JOSHUA GUNN: Hi, I'm Joshua Gunn, and I'm the co-founder of Planet Nutshell a Cambridge, Massachusetts, based animation studio. And my role in the course was simply to do a workshop on storyboarding, as well as a little instruction on animation in the context of producing educational media.

GEORGE ZAIDAN: My name is George Zaidan I am a freelance science video host and writer and producer. And for 20.219 I did a workshop on writing and hosting.

CHRIS BOEBEL: I'm Chris Boebel. I'm media development director for MIT's Office of Digital Learning and for the course I was basically a guest lecturer. I came in for a day or two to talk about visual storytelling.

ELIZABETH CHOE: So the way this class stated, I would say, is that George and I were working on Science Out Loud, which is this educational web series that's hosted by MIT students. And it sort of noticed that there was this big need to help students not only know how to articulate themselves on camera-- articulate well on camera-- but just understand digital media in general.

And that's a conversation that Chris and I have had since I was your student in undergrad basically.

CHRIS BOEBEL: Not that many years ago.

ELIZABETH CHOE: So, actually not really. Yeah, but with Science Out Loud we would do these, like, crash courses on scripting and writing these short videos, but at the end of the day like we would still intervene quite a bit to make the videos good.

And at the end of the day, the priority was on making a great video, and not necessarily on the students' learning experience. So, I mean, this was a space for them to develop these skills sort of lower states, and not have to worry about creating something that was going to be on a web series at the end.

GEORGE ZAIDAN: The class was supposed to be lower stakes.


GEORGE ZAIDAN: Because we had-- Science Out Loud was a lot of pressure. We were shooting long days. If they felt like they didn't get to take right, they were nervous.

ELIZABETH CHOE: Or, if the script just wasn't good by the time we had to shoot, we would just fix it.

CHRIS BOEBEL: And one of things you and I've talked about a ton over the last couple of years is that tension between creating a consistently good product and teaching. Because if you're in a teaching environment, you're going to fail over and over and over again, which does not lead to a particularly, consistently good product, which is what you're going for with Science Out Loud. So this class is kind of a way, I think, to find a space in between where you can actually have a little bit of a chance to experiment and learn by doing and fail, bluntly.

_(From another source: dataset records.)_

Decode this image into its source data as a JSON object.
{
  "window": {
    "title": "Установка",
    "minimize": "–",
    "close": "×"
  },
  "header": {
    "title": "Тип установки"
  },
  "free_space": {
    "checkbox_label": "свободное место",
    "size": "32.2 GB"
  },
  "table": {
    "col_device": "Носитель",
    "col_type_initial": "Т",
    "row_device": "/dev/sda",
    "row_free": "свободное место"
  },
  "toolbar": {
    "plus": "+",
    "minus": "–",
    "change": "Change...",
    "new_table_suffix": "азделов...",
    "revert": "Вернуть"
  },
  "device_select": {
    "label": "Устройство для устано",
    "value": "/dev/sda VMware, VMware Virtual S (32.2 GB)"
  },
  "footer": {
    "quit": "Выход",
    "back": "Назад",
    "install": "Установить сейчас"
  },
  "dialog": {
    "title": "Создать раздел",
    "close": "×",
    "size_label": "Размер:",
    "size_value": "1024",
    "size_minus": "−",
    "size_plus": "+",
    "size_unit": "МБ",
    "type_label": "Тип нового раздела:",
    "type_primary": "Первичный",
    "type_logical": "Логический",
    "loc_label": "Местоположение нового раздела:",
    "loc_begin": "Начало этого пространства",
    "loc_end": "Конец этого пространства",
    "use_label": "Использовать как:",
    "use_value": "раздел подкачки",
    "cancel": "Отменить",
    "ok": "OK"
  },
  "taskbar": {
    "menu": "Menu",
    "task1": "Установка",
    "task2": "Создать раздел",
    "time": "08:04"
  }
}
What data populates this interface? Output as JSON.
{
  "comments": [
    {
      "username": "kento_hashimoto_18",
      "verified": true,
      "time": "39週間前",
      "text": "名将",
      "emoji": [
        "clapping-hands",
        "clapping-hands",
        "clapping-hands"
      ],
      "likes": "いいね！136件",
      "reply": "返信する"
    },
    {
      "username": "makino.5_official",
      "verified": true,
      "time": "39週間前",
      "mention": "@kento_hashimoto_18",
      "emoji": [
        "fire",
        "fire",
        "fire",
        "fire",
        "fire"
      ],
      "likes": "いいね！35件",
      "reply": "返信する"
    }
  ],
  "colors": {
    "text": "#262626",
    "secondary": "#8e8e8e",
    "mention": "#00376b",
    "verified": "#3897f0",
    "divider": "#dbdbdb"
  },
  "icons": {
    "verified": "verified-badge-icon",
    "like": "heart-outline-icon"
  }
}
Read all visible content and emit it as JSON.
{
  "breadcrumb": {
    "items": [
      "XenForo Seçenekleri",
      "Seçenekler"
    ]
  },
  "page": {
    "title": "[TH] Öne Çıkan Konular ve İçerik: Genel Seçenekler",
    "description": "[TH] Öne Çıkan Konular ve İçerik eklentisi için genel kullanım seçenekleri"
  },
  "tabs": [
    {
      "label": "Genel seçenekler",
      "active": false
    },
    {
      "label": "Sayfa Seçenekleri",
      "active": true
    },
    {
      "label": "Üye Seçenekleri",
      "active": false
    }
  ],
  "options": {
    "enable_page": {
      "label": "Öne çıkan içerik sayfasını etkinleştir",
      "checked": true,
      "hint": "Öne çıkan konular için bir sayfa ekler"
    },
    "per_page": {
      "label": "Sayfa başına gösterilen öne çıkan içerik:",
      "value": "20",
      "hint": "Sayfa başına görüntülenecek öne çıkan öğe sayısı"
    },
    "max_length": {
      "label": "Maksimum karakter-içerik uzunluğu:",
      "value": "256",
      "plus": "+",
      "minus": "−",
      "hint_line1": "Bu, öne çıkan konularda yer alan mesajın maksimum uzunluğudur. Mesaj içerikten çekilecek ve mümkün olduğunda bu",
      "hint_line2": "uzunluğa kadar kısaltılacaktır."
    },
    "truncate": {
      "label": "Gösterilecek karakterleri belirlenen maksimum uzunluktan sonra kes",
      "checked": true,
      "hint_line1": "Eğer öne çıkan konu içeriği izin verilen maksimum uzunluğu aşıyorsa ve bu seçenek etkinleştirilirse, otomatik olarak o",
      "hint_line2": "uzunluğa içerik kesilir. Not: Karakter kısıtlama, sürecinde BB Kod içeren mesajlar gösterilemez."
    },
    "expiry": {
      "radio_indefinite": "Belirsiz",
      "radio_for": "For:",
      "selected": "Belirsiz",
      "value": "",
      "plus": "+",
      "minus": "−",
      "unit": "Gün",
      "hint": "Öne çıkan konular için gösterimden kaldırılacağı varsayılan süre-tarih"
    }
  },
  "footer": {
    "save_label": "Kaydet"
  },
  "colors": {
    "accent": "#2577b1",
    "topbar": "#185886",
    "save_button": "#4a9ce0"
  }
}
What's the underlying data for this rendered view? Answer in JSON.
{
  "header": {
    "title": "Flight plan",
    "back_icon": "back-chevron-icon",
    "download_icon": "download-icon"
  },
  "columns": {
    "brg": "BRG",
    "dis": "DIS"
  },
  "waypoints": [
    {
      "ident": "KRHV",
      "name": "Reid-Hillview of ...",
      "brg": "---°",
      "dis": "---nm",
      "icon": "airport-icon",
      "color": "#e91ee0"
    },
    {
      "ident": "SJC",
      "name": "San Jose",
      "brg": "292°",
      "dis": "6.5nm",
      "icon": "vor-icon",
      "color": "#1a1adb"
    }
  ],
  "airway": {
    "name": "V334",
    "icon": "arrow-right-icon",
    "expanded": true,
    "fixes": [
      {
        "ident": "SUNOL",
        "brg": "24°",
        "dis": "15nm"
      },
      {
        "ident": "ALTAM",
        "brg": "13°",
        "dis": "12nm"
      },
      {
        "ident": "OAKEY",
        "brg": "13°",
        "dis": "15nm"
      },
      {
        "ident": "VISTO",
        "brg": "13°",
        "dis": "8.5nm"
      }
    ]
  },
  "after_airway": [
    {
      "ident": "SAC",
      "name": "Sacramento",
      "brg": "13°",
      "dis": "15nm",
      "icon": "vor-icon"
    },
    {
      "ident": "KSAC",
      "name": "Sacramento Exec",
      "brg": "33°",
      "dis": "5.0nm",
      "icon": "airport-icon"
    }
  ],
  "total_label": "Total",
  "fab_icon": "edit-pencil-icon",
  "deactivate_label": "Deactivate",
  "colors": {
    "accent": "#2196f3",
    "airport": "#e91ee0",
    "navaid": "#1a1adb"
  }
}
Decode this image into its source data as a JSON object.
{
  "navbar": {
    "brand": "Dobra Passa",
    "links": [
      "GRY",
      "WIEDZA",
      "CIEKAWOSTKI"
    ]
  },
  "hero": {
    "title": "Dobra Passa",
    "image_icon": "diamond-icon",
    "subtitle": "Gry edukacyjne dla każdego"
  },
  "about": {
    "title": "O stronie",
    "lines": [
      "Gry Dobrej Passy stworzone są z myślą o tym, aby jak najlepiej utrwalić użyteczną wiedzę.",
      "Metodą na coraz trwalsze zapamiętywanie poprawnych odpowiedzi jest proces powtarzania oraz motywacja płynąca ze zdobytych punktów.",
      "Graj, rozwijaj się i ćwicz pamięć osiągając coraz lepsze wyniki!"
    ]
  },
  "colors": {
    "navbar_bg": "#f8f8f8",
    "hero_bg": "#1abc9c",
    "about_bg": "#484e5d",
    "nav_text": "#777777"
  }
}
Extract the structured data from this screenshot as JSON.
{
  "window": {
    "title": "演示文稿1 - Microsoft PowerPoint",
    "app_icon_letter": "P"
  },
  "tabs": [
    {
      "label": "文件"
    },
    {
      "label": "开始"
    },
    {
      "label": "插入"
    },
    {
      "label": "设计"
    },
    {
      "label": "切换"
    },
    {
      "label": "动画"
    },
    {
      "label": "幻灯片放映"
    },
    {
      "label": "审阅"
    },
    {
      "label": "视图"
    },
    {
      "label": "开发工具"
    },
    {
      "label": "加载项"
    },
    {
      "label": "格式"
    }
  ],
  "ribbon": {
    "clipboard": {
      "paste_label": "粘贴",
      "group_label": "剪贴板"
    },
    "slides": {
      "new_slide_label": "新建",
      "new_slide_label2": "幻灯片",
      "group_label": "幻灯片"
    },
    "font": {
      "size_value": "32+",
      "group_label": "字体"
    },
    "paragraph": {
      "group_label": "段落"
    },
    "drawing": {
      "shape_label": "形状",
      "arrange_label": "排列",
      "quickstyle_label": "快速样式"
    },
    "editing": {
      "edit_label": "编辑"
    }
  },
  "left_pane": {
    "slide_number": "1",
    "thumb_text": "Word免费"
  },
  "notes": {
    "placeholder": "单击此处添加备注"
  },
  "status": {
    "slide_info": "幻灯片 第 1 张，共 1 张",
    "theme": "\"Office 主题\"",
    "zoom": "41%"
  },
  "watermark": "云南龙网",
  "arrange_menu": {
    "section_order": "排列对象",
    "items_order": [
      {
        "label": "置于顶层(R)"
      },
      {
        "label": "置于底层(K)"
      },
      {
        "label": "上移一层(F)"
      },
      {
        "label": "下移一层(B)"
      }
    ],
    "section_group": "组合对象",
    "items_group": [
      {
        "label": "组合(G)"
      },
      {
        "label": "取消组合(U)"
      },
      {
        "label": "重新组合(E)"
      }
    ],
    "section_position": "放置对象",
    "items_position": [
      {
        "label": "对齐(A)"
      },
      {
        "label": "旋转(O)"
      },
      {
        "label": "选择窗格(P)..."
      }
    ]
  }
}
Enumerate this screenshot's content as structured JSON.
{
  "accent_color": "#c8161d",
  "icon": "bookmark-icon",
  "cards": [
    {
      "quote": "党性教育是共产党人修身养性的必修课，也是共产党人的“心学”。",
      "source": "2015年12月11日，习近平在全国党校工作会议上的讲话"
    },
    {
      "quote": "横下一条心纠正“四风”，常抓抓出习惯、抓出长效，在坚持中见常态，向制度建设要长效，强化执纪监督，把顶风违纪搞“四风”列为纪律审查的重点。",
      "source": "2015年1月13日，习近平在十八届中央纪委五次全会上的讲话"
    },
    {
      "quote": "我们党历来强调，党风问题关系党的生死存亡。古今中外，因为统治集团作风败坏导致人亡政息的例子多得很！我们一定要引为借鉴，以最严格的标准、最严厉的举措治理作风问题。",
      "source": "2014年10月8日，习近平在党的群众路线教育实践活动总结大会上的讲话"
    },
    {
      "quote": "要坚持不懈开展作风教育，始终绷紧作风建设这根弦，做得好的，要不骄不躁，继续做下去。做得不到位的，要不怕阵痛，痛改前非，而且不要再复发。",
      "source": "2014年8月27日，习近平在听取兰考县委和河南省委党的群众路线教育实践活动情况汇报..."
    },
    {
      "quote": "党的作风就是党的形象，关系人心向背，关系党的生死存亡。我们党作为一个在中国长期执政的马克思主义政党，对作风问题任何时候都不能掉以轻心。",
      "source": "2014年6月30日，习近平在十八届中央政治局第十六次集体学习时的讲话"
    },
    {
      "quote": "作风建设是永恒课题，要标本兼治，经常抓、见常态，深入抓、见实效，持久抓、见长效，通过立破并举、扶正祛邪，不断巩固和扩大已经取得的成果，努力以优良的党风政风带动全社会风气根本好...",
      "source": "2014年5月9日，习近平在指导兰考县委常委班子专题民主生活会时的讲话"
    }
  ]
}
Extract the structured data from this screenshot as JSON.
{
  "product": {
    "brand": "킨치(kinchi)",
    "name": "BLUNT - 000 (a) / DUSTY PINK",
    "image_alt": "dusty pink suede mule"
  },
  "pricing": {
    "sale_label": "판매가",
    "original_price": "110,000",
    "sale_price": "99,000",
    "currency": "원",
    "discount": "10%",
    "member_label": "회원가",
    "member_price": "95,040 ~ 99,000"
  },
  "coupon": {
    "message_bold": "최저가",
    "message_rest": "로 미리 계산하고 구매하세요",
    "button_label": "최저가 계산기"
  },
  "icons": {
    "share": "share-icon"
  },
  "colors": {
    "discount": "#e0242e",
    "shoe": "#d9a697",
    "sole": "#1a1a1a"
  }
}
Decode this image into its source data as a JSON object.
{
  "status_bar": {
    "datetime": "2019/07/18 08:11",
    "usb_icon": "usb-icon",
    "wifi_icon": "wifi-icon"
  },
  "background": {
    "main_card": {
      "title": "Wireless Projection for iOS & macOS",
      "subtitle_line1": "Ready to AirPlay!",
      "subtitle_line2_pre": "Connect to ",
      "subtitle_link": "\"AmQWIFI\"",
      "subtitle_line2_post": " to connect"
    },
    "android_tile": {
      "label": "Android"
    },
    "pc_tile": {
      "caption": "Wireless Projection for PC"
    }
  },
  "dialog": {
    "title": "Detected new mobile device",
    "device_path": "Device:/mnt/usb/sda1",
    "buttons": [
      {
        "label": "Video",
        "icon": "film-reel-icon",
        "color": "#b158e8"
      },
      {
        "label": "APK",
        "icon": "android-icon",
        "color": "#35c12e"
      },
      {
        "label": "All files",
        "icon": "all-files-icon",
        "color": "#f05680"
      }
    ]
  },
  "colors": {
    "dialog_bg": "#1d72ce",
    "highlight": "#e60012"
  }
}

But also not actually impact your show, which needs to be consistently good.

JOSHUA GUNN: Was there any desire to sort to create an awareness for students of other sort of creative opportunities outside of the science and math, or their current studies? I mean, I think it's a really interesting way this course is sort of offered to students who are engaged in stuff that's really quite different.

ELIZABETH CHOE: I mean, interesting because MIT has this communication requirement, but it's not really taken seriously by students, because it's like, I need to take a class where I'm required to write 20 pages of paper. And you and I were talking about one at the bioengineering communication fellows, and he said something like, I'm doing this program because I don't see a difference between science and science communication.

But I think like that was inadvertently was what this class is about. Because it's not really about how to host a science show, or how to write a five minute script. I don't care if they never make a five minute video again, but hopefully the skills that they learned and picked up were things that they need to have, regardless of what they end up going to.

Just the ability to articulate passionately and clearly some very technical topics is not something you get trained on enough at MIT.

CHRIS BOEBEL: I think I think the MIT communication requirement is an interesting situation, too, because it is all focused on writing, and writing papers, not even just writing scripts, writing papers. And, for instance, the course that I teach that you took, we initially had trouble getting it listed as fulfilling the communication requirement, even though students consistently said, well this is all this course is about, communication.

Because the writing requirement was just a little bit shy of the 20 page, or whatever it is, requirement. So there's a whole other kind of communication, which is, as you say, clear conceptualization, visualization, organization, which is related to writing, and writing kind of traditional papers, but it's in 2015. It's not just writing journal papers, or kind of really more traditional pieces of text.

ELIZABETH CHOE: Actually, before I put the class together, the first thing I did was just survey all of the medial making classes on campus. So anything related to video production or like script production. And there are actually a lot of classes on campus that are about how do you edit, how do you produce video?

But there wasn't one on really hosting, actually. And being on camera, and being comfortable talking in front of people was something that we found to be very important through Science Out Loud and something that most students were the most comfortable with, would you say?

GEORGE ZAIDAN: Yeah I mean they didn't even know they were uncomfortable with it. They'd just be like, oh yeah, no problem, I'll just talk, and then they get in front of a camera and it's like Jack Donaghy in that episode of 30 Rock, where he can't-- you know.

You don't understand why your body doesn't quite work the way you thought it was, or your voice is a little too high and you get nervous, and then you screw up, and then you screw up again. And then if they get and then they realize how hard it actually is to stand in front of a camera and say things. So yeah.

ELIZABETH CHOE: It's not just about standing in front of a camera, though.

JOSHUA GUNN: Any audience, right?

ELIZABETH CHOE: I feel like I wanted them to learn to be self aware of who they were as a presenter, you know. Like, we weren't trying to make them become a persona. Like we called it becoming the next Bill Nye, but it really wasn't. That was like the first thing I talked about was that we're not actually turning you into Bill Nye.

That wherever you go, whether it's a job interview, or you're giving a Ted Talk or formal presentation, I mean, you need all these skills and you can't assume some sort of platonic personality When you do these things.

GEORGE ZAIDAN: It's not acting, it's just being themselves.

ELIZABETH CHOE: But just a clear, polished, version of yourself.

CHRIS BOEBEL: Kind of close to what the real thing is, but maybe not entirely there yet.

JOSHUA GUNN: Awareness of an audience.